A new code of practice will be published setting standards for the management of property in the private rented sector, with a view to making it statutory to provide greater confidence for tenants in what they can expect.
A central aspect is the introduction of new regulations that will force letting and property management agents to join a compulsory redress scheme.
40% of the entire industry has yet to join one of the schemes, which will ensure tenants’ complaints about hidden fees and poor service are investigated independently, and where a complaint is upheld, they receive compensation.
A new tenant’s charter will also be introduced in order to help tenants understand what they should expect from their rental deal, and how they can take action if they are the victim of hidden fees or poor standards of accommodation.
Eric Pickles said: “The private rented market is a vital asset to this country. It’s an important option for the millions of people who want a bit more flexibility, or to simply save up for a deposit so they can buy a place of their own.

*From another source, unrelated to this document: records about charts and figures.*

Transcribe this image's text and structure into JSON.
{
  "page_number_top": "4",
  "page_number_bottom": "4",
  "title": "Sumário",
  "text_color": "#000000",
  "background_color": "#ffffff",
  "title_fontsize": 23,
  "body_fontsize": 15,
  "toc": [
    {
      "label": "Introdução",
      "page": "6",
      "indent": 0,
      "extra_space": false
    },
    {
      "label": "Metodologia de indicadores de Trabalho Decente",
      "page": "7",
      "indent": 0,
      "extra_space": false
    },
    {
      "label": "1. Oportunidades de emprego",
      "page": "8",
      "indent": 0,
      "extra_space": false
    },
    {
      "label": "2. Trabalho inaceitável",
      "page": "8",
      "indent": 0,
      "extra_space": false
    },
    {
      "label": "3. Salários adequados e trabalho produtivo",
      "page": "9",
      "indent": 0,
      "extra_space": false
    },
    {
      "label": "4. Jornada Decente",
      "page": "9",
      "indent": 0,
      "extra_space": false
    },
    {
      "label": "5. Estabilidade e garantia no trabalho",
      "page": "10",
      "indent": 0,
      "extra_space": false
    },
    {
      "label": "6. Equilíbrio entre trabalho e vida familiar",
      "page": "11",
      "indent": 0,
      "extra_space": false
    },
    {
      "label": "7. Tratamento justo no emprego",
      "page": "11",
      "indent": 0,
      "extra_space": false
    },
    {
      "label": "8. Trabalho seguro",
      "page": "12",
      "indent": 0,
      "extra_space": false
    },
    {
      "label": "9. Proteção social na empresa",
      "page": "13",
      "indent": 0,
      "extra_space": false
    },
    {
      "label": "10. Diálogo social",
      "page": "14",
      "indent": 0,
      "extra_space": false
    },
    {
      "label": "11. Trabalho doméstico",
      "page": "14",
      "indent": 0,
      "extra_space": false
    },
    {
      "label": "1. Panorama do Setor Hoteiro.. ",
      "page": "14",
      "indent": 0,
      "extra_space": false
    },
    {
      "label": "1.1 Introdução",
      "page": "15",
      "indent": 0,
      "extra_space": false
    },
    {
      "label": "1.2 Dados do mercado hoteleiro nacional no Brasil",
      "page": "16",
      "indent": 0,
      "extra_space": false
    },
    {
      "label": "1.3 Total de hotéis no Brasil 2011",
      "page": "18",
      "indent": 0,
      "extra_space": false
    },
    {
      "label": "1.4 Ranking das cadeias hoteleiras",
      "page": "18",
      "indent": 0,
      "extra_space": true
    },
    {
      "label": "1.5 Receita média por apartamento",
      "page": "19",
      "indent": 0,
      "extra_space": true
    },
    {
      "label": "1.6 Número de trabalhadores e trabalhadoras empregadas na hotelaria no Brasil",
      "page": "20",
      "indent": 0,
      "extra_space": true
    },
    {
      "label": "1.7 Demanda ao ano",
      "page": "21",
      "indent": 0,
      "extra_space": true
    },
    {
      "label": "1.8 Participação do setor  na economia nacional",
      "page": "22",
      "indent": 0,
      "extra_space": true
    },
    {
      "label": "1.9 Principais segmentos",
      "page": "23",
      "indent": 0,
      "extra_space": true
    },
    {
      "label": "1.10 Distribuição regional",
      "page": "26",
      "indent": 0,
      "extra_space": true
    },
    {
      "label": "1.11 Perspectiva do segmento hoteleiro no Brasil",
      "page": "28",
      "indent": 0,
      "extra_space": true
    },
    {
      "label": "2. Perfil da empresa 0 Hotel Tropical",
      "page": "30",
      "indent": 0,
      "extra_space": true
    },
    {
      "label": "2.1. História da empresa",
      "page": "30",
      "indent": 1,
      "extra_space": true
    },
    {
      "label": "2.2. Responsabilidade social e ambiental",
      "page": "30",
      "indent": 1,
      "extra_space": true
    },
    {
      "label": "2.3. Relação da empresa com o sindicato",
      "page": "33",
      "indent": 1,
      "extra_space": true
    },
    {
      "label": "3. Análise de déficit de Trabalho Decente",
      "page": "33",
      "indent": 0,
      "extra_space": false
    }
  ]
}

“This government is on the side of hardworking people and the last thing we want to do is hurt tenants and kill investment by increasing costs and strangling the sector with red tape. But tenants deserve better value for money, and dodgy landlords should be under no illusion they can provide a shoddy service with impunity.”
"If tenants do suffer at the hands of unscrupulous landlords, they need protection and a clear route for taking action. In addition to ending hidden fees and reviewing standards in the sector, the proposals will help prosecute rogue landlords."
Paul Smith, CEO of haart, said: “We very much welcome any reforms that make life more difficult for the rogue landlords and unscrupulous lettings agents that give the rest of the industry a bad name.
“We are committed to an open and honest approach with tenants and are keen to see them properly protected.
“A new code of practice, setting standards for management of property in the private rented sector, while a positive step in the right direction, in our view does not go far enough.
“Most honest agents will already be working to a code of practice and we believe that enshrining these principles in law is the best way to rid the industry of dishonest landlords and agents.”